Back in October, Continuum participated in a fast-paced landscape design project to re-imagine Moakley Park in South Boston. Named for John Joseph Moakley, Boston’s 9th Congressional District Representative from 1973 to 2001, the park is one of the largest public green spaces in the city, sprawling along the edge of the harbor from JFK UMass to Andrew station on the Red Line. We collaborated with long-time partner Stoss landscape architects and urbanists on a human-centered vision for a future Moakley Park, in a competition sponsored by the Boston Society of Landscape Architects. We were thrilled when our joint submission won best in show, and that got us thinking: Why aren’t more designers partnering with architects on this kind of public space initiative?
Parks and public spaces are for people—for neighbors, students, tourists, new arrivals, and long-time residents.
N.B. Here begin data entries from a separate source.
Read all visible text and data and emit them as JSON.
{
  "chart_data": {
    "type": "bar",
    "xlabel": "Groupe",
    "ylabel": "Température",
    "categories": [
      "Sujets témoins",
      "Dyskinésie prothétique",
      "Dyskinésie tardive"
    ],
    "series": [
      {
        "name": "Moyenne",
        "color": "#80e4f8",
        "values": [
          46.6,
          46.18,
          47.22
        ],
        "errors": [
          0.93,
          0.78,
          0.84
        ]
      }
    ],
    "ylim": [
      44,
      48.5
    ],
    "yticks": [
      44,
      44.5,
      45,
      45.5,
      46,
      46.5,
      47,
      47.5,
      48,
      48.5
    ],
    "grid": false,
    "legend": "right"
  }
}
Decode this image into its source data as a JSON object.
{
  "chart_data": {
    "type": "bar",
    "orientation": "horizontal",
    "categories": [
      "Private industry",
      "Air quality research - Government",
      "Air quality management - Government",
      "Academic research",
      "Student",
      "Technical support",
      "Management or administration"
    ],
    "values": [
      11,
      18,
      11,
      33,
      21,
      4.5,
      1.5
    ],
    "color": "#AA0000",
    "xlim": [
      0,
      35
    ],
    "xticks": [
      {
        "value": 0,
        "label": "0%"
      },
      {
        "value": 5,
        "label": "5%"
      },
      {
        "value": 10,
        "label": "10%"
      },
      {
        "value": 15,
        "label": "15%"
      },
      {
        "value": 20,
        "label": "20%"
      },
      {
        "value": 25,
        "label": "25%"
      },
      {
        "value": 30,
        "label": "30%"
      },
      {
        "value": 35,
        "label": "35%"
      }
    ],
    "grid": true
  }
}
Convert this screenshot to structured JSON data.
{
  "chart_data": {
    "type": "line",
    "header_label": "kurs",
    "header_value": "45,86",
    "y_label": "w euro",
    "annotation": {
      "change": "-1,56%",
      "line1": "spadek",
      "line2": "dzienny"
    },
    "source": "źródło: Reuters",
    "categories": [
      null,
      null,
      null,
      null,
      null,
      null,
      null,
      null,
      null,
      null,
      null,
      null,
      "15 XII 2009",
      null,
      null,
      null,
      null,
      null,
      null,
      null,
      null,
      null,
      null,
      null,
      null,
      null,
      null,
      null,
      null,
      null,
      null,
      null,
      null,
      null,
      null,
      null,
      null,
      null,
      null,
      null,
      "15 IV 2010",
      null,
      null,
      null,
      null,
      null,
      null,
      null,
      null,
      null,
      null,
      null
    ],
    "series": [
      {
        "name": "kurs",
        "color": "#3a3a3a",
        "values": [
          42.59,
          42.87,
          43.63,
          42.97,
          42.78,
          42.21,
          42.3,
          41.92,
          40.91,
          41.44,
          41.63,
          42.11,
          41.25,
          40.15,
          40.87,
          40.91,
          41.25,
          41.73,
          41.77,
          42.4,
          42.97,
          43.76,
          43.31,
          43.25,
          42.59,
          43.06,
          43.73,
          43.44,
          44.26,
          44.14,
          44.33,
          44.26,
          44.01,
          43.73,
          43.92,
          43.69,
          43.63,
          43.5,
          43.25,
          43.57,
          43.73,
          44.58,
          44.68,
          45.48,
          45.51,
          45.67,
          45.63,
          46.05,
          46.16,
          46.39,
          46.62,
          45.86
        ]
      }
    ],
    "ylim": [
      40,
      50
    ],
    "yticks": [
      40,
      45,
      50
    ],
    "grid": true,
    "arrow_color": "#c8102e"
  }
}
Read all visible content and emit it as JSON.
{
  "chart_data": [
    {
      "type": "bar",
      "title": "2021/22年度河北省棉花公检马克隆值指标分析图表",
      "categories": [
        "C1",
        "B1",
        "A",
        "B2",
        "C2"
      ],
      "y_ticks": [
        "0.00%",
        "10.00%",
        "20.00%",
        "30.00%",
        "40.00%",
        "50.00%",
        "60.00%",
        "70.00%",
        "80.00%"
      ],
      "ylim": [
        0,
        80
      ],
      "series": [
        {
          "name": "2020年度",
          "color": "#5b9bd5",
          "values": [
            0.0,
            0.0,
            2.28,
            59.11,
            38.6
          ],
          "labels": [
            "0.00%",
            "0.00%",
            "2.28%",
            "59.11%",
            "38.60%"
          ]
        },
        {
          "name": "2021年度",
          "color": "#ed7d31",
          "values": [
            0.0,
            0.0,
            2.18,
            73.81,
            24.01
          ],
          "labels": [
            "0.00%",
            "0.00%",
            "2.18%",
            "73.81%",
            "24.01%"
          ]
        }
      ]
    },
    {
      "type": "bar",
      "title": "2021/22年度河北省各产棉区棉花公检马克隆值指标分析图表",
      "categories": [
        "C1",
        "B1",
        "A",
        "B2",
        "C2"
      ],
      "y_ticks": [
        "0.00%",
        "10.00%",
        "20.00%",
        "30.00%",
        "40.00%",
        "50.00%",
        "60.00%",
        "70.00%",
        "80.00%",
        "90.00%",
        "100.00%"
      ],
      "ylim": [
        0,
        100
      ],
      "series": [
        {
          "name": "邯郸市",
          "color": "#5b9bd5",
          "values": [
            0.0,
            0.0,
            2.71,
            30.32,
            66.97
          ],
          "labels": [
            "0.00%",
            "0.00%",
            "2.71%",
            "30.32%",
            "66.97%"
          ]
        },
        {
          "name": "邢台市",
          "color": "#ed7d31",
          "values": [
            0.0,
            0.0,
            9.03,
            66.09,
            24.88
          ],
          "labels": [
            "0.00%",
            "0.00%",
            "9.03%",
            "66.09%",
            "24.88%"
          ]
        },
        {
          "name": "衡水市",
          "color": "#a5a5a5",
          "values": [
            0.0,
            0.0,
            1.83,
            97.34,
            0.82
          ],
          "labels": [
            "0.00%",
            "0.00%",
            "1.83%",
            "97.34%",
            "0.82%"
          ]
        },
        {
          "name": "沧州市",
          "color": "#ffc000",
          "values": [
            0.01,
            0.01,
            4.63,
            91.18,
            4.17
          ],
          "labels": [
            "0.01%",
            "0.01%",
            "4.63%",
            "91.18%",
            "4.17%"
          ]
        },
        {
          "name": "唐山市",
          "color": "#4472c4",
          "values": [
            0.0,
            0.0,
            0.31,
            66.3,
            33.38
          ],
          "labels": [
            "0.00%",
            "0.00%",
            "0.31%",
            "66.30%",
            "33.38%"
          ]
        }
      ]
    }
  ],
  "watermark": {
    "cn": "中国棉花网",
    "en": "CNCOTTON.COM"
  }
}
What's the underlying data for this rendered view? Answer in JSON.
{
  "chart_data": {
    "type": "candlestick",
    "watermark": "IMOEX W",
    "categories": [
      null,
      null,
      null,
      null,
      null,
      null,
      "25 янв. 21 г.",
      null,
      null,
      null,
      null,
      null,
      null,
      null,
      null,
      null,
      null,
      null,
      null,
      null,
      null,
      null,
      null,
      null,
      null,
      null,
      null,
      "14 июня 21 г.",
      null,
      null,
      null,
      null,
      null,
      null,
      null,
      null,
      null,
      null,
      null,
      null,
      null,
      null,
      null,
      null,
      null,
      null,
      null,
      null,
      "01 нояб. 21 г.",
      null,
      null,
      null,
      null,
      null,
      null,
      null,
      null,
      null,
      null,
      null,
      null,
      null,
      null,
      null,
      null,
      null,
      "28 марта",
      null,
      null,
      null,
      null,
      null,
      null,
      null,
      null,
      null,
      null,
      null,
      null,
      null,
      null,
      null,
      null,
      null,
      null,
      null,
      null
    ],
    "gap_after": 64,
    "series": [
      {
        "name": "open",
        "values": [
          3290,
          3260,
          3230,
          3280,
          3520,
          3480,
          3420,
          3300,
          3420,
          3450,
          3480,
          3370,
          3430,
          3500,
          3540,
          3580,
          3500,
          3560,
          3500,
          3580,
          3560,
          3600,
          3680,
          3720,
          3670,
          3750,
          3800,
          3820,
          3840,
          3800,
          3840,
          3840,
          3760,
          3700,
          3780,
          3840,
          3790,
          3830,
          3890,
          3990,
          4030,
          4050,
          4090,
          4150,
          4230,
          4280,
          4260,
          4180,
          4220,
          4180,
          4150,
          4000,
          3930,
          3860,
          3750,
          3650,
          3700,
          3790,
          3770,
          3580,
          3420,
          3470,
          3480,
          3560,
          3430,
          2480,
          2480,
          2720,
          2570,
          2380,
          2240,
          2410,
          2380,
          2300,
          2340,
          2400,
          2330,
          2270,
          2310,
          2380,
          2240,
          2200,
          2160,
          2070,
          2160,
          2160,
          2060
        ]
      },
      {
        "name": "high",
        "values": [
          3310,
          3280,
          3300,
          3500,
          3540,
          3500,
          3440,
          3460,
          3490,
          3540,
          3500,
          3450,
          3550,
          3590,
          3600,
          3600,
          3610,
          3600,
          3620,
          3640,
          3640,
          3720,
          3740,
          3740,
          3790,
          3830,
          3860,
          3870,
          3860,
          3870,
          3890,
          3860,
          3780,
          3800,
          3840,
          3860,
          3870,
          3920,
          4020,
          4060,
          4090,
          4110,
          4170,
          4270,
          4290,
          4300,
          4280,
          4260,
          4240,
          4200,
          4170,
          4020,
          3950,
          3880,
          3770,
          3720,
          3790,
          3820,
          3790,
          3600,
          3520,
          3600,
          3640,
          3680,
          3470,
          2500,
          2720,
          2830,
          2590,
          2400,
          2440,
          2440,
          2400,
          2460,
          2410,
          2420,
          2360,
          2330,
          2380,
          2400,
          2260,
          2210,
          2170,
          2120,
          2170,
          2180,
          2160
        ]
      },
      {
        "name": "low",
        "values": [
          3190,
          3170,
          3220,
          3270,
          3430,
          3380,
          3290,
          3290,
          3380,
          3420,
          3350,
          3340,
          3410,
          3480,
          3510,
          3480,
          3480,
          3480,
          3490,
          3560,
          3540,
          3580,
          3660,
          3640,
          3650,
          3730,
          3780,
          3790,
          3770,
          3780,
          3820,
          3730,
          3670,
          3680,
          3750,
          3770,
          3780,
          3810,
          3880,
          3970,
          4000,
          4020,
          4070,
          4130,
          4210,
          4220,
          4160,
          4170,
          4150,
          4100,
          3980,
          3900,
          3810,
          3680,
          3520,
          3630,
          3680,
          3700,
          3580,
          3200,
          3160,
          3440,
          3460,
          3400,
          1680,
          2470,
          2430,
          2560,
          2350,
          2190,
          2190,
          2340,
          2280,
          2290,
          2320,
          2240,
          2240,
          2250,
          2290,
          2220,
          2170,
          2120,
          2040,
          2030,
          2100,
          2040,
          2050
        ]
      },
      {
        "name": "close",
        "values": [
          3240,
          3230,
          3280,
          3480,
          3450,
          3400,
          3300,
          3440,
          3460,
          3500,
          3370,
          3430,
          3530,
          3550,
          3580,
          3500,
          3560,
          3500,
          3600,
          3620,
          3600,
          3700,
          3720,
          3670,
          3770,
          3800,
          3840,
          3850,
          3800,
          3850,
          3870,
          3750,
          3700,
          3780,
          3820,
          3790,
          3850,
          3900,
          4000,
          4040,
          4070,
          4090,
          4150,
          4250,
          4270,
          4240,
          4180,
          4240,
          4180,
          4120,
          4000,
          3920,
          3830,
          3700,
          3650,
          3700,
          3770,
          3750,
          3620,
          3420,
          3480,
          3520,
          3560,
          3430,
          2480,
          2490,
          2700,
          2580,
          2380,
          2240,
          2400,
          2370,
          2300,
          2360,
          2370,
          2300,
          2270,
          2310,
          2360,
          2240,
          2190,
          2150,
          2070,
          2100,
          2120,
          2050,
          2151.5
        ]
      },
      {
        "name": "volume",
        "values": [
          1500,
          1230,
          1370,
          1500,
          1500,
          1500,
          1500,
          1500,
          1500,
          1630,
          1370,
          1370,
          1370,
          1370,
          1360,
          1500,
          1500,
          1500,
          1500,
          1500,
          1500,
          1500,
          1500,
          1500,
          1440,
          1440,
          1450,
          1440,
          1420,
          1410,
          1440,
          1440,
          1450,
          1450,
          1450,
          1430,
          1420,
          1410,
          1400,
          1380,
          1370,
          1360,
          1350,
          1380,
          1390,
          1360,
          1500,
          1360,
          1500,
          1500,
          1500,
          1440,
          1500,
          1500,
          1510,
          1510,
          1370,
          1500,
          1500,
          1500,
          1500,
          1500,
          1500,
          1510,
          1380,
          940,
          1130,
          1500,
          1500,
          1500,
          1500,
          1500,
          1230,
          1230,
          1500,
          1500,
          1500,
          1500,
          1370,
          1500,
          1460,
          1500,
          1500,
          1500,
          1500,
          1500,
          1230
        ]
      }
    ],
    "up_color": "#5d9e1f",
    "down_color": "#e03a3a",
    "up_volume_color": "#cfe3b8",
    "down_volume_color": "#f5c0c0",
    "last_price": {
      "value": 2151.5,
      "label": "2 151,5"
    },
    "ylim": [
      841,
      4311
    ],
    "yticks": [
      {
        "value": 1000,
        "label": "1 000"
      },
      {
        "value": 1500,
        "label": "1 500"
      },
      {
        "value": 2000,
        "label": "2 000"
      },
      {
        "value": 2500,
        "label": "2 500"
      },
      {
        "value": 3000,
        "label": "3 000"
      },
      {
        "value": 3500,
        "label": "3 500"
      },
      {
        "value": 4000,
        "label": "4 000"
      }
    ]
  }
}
When the opportunity arises to create or re-design a major public park such as Moakley, the smart first question isn’t “What will the new park look like?” but “What should this new park should do for the city, and how should it grow with its community?” Here’s where involving an innovation design consultant like Continuum in the Moakley Park redesign matters—to get the right questions answered by diverse stakeholders, and to think about the park’s place in space (the growing and changing South End and Dorchester communities) and time (the next 10 to 50 years).
For this project, our role was to pull together the strands of many people’s stories, histories, and priorities to create a viable vision for the park’s future, one that makes sense for today’s community and coming generations of users. While working, we kept in mind the idea that people are complicated. They move, try new hobbies, form relationships, socialize, get caught up in fads, work, and manage unpredictable physical, financial, and environmental challenges. By understanding the lives and needs of the people who use Moakley Park today, from five-decade “settlers” to new arrivals in a gentrifying neighborhood, we can form good hypotheses about the role the park will play in this community in years to come.
For us, Moakley Park presented a familiar design challenge. Leveraging our past year’s research into future trends in Boston (via projects with MassDOT and the MBTA, Boston Public Schools, the Boston Planning and Development Agency, and others) helped us think ahead to how our city could look and function in 2040 and beyond. The kids playing soccer on the Moakley Park football field now will have kids, and grandkids, of their own. They will grow up into a world where seas are rising and coastlines changing, technology permeates life in ways we’re just beginning to imagine, and work and play look very different from what we know today. Moakley Park is not a consumable product or an ephemeral experience, it’s a cornerstone of this community—a place that needs to change with its neighbors, to welcome the next generation and the ones after that.